Design and implementation of a portable TPM scheme for general-purpose trusted computing based on EFI

In today's globalized digital world, network-based, mobile, and interactive collaborations have enabled work platforms of personal computers to cross multiple geographical boundaries. The new requirements of privacy-preservation, sensitive information sharing, portability, remote attestation, and robust security create new problems in system design and implementation. There are critical demands for highly secure work platforms and security enhancing mechanisms for ensuring privacy protection, component integrity, sealed storage, and remote attestation of platforms. Trusted computing is a promising technology for enhancing the security of a platform using a trusted platform module (TPM). TPM is a tamper-resistant microcontroller designed to provide robust security capabilities for computing platforms. It typically is affixed to the motherboard with a low pin count (LPC) bus. However, it limited in that TPM cannot be used directly in current common personal computers (PCs), and TPM is not flexible and portable enough to be used in different platforms because of its interface with the PC and its certificate and key structure. For these reasons, we propose a portable trusted platform module (PTPM) scheme to build a trusted platform for the common PC based on a single cryptographic chip with a universal serial bus (USB) interface and extensible firmware interface (EFI), by which platforms can get a similar degree of security protection in general-purpose systems. We show the structure of certificates and keys, which can bind to platforms via a PTPM and provide users with portability and flexibility in different platforms while still allowing the user and platform to be protected and attested. The implementation of prototype system is described in detail and the performance of the PTPM on cryptographic operations and time-costs of the system bootstrap are evaluated and analyzed. The results of experiments show that PTPM has high performances for supporting trusted computing and it can be used flexibly and portably by the user.
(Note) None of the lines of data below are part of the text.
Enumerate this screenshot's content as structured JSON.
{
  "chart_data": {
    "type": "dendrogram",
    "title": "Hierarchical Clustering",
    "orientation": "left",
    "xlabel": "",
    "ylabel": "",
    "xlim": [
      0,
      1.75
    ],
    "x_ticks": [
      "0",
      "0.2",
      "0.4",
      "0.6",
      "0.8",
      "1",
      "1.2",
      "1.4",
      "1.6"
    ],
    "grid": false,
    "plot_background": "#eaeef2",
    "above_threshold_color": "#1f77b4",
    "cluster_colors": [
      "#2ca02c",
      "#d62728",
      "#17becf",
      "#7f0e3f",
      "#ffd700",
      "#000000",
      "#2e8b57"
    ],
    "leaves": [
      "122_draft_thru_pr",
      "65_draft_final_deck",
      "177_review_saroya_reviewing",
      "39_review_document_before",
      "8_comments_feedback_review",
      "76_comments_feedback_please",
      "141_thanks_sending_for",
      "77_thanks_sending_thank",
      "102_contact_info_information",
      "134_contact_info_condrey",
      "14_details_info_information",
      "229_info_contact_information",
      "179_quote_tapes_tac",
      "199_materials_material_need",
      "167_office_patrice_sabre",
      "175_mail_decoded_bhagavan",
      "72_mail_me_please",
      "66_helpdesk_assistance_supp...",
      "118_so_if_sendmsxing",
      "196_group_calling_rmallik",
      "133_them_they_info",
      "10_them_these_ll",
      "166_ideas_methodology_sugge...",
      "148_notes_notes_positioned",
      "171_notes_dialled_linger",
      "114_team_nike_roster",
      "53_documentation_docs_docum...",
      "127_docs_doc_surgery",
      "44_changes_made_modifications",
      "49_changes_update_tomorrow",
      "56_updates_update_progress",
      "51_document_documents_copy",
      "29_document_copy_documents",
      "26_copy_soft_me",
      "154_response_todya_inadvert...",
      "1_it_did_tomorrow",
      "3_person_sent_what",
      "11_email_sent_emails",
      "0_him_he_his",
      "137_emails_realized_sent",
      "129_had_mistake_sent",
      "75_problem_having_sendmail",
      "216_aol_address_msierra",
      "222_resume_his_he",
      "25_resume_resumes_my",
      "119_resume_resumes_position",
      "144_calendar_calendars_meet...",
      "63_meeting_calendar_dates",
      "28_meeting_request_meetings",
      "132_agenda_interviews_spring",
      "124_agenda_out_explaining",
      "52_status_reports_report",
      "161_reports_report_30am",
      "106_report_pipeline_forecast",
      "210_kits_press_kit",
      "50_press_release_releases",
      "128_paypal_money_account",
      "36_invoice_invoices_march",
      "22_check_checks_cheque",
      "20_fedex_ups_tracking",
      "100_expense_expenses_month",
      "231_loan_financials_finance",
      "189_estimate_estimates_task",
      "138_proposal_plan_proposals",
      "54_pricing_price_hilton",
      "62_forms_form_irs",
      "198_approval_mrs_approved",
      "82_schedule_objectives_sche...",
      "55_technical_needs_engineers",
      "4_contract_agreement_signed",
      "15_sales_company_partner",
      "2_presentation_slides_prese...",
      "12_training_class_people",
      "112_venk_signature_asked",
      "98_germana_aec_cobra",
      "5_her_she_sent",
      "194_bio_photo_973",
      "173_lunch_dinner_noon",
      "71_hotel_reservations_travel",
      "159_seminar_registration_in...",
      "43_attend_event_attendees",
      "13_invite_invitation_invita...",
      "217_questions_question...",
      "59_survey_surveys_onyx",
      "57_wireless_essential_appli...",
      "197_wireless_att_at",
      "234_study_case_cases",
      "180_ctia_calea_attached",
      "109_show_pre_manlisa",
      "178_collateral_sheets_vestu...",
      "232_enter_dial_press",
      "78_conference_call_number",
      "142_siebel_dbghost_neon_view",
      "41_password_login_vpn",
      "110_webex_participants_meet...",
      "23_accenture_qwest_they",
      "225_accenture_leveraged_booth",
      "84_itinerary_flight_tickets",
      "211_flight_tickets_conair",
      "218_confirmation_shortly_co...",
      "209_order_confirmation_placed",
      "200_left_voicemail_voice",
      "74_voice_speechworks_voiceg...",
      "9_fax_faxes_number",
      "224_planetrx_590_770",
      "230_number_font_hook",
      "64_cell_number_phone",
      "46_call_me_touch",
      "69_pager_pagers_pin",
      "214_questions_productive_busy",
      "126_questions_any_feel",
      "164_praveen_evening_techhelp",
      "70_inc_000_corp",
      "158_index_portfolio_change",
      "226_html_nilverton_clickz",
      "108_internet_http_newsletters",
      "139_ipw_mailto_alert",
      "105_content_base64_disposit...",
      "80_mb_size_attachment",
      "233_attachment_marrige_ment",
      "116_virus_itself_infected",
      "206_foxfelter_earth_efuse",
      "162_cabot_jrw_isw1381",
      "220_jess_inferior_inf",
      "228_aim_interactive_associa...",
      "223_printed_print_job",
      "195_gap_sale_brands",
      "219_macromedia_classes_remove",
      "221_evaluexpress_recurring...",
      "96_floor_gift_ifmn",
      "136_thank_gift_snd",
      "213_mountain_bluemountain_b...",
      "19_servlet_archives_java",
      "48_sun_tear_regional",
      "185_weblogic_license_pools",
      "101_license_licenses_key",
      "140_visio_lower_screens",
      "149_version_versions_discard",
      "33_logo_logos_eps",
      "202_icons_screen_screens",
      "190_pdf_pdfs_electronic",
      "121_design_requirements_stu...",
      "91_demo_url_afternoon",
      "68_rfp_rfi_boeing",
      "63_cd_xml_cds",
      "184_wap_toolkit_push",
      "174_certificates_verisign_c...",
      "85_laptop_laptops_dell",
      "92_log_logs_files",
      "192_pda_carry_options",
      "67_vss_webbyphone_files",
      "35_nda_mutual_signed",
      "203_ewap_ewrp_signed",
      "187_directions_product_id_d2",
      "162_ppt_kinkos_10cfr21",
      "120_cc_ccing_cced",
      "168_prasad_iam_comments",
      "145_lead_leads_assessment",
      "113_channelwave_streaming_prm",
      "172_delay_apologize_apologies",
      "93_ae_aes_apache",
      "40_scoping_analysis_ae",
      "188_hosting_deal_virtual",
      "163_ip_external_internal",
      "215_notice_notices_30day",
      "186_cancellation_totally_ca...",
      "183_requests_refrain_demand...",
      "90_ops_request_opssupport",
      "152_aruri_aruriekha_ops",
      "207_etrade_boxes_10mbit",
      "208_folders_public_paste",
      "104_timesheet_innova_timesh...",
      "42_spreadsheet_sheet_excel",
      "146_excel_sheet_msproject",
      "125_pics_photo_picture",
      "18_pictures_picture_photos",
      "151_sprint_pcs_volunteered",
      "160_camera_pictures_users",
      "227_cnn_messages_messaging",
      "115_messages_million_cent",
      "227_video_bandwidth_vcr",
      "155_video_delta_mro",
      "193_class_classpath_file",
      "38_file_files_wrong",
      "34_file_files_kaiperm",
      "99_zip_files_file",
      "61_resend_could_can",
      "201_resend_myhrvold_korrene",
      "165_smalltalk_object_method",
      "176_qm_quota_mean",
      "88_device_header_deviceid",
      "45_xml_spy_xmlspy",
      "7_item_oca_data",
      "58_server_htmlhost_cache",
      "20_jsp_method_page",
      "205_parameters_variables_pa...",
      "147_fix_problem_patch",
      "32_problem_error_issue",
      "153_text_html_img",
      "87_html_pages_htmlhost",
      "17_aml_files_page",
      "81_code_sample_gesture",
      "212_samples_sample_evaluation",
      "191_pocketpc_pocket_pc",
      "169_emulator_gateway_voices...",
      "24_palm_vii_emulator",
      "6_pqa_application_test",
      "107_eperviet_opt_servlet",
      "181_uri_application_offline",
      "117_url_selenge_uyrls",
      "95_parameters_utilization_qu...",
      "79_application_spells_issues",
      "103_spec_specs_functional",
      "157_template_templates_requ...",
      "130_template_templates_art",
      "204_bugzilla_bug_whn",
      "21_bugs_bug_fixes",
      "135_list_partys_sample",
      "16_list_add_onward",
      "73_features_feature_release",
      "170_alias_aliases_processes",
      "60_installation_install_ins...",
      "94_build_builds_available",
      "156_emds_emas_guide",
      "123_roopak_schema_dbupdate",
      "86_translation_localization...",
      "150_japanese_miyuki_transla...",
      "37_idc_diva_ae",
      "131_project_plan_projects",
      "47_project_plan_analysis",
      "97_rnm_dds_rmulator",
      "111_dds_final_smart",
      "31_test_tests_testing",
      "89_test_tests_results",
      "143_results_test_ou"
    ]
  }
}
Attestation of integrity of overlay networks

Security of overlay networks requires that the integrity of the software stack of a node is attested not only when a node joins an overlay but continuously, to discover updates of its configuration due to malware. We present a framework that integrates an initial attestation and a continuous node monitoring that strongly separates the software of a node from the attestation system by running them in two virtual machines (VMs). The Monitored VM (Mon-VM) runs the applicative software while the Assurance VM (A-VM) exploits virtual machine introspection to access the status of the Mon-VM to attest and monitor the integrity of its software stack. Before a node can join an overlay, the A-VM of one overlay node interacts with the A-VM of the joining node to attest the integrity of the Mon-VM. After this start-up attestation, the A-VM continuously monitors the behavior of the Mon-VM of its node to detect the injection of malware. Monitoring strategies range from the evaluation of assertions on memory areas of the OS to the comparison of the application behavior against the expected one. The expected behavior is defined by the overlay security policy or computed by applying static tools to the application source code. To define a root-of-trust for the measurements, each node includes a TPM to attest the integrity of the A-VM and of the underlying VMM. We present the resulting system architecture and discuss the main design choices, the underlying threat model as well as the implementation of a prototype.